Machen wir uns keine Illusionen: Viele in Europa wären über eine rasche Niederlage der Ukraine erleichtert. Anstatt zu helfen, telefonieren sie mit dem Aggressor
Der Elysée-Palast teilte am Samstag, dem 12. März mit, dass der französische Präsident Emmanuel Macron und Bundeskanzler Olaf Scholz erneut mit dem russischen Präsidenten Wladimir Putin in Sachen Krieg in der Ukraine telefoniert haben. „Die drei Staatschefs haben ein Telefongespräch geführt, in dem Frankreich und Deutschland von Russland die sofortige Einstellung des Krieges forderten“, so das Kommuniqué.
Nach Angaben des Elysée-Palastes hat Macron seit seinem letzten Treffen im Kreml am 7. Februar 2022 bereits neun Telefongespräche mit Putin geführt, darunter am Donnerstag, dem 3. März.

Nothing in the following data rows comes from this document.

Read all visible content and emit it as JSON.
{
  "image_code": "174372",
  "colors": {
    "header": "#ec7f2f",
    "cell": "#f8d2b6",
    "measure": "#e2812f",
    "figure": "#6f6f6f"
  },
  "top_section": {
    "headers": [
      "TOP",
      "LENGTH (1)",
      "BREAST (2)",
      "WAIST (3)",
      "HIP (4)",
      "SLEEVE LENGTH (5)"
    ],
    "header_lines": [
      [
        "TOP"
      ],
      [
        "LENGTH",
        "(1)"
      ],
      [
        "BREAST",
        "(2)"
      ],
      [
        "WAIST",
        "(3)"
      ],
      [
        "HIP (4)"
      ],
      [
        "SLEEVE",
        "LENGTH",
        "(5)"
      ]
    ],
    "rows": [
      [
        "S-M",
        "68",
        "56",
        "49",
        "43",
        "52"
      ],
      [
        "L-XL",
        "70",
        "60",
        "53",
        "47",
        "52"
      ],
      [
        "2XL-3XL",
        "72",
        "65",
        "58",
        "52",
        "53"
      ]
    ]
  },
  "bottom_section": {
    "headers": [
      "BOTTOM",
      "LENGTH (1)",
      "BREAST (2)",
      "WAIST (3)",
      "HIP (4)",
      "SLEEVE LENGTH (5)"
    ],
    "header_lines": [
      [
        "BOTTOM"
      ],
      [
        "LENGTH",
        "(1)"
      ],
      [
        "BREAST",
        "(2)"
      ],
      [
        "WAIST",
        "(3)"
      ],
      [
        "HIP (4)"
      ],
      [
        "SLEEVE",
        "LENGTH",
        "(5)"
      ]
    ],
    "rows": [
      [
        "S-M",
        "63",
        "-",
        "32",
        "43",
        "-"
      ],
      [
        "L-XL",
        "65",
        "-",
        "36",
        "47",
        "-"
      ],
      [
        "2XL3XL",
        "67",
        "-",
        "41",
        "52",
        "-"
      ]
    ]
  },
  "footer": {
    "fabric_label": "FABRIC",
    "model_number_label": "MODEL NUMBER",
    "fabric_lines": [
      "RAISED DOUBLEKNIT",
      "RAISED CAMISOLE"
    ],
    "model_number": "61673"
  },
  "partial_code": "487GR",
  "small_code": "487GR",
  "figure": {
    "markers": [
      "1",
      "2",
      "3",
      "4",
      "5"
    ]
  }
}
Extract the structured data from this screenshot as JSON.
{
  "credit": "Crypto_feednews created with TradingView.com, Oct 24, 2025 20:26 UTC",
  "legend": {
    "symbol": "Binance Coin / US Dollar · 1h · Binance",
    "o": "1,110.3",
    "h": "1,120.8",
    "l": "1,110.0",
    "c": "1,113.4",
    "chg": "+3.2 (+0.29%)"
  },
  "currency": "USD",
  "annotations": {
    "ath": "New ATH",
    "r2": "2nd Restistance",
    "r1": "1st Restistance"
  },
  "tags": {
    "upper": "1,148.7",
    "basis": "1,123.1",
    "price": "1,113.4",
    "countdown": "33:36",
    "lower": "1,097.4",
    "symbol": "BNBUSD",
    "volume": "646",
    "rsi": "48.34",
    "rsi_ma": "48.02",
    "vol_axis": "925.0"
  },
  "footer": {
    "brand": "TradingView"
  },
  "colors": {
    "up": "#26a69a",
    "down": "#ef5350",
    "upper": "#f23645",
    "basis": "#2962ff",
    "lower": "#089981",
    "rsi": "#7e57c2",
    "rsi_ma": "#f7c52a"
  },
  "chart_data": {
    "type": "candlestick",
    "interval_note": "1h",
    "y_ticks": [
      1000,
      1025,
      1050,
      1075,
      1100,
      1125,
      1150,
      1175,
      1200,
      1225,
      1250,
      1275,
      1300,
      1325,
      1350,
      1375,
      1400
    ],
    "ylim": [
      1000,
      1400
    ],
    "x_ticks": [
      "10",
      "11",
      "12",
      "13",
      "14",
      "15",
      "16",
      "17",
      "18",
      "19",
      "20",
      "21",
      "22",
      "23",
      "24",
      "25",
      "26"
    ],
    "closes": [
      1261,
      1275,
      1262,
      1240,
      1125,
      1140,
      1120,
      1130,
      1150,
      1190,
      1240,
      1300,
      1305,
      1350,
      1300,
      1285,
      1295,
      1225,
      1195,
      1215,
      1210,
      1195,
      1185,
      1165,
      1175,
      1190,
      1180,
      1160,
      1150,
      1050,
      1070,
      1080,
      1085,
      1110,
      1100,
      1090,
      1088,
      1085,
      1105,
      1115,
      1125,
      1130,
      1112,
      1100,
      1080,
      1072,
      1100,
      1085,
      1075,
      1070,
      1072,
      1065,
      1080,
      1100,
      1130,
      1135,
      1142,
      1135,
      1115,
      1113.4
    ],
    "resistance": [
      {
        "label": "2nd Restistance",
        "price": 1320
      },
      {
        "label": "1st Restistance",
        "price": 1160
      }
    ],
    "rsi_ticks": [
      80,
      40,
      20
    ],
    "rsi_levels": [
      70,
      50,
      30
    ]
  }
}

Damals hieß es, dass „Macron und Scholz darauf bestanden, dass jede Lösung der Krise durch Verhandlungen zwischen der Ukraine und Russland erfolgen solle“. Macron, Scholz und Putin vereinbarten auch, in den kommenden Tagen weiterhin engen Kontakt zu halten.
Auf der einen Seite haben wir das Ausbremsen wirklich harter Sanktionen (Energieträgerembargo), die Russland in kürzester Zeit in die Knie zwingen könnten (auch wenn sie mit wirtschaftlichen Kosten für Europa verbunden sind), auf der anderen Seite den zwanghaften Hang zum Telefonieren mit dem Aggressor. Alle zwei oder drei Tage ein Anruf – immer mit dem gleichen Ergebnis. Der Nutzen dieser Telefonate für das Opfer, die Ukraine ist gleich Null, während gleichzeitig der Eindruck entsteht, dass Berlin und Paris psychologisch gar nicht in der Lage sind, einen harten, lang anhaltenden Konflikt mit Russland zu ertragen.
Man fragt sich wo wäre Polen, wenn es die Vereinigten Staaten nicht gäbe? Inwieweit könnte die Europäische Union, die ja von den beiden Telefon-Gesprächspartnern Putins dominiert wird, den Staaten im Osten, einschließlich Polen, eine robuste Sicherheit garantieren? Man wird den Eindruck nicht los, dass sehr viele in Westeuropa nach einer raschen Niederlage der Ukraine und dem Triumph Moskaus erleichtert aufatmen würden. Liebend gern würden sie danach erneut so etwas wie die Minsker Gespräche organisieren, bei denen die russischen Eroberungen besiegelt und die Ukraine politisch und militärisch mundtot gemacht würde, um sich reinen Gewissens wieder auf Putin einzulassen.
Aber man muss sich auch fragen: Wo stünden wir, wenn Macron und Scholz zumindest einen Teil der Energie, die sie für das antichambrieren im Kreml aufwenden, darauf verwendet hätten, wirksame Wege zur Bestrafung Russlands zu finden? Oder die Ukraine mit der den Waffen zu versorgen, die es ihr ermöglichen würden, der russischen Armee noch größere Verluste zuzufügen?
Sanktionen, Waffen, Hilfe für Flüchtlinge, Unterstützung für Staaten, die Ukrainer aufnehmen. So sollte die solidarische Antwort der freien Welt auf die russische Aggression aussehen. Alles andere ist in diesem Stadium des Krieges ein beschämendes Ausweichen.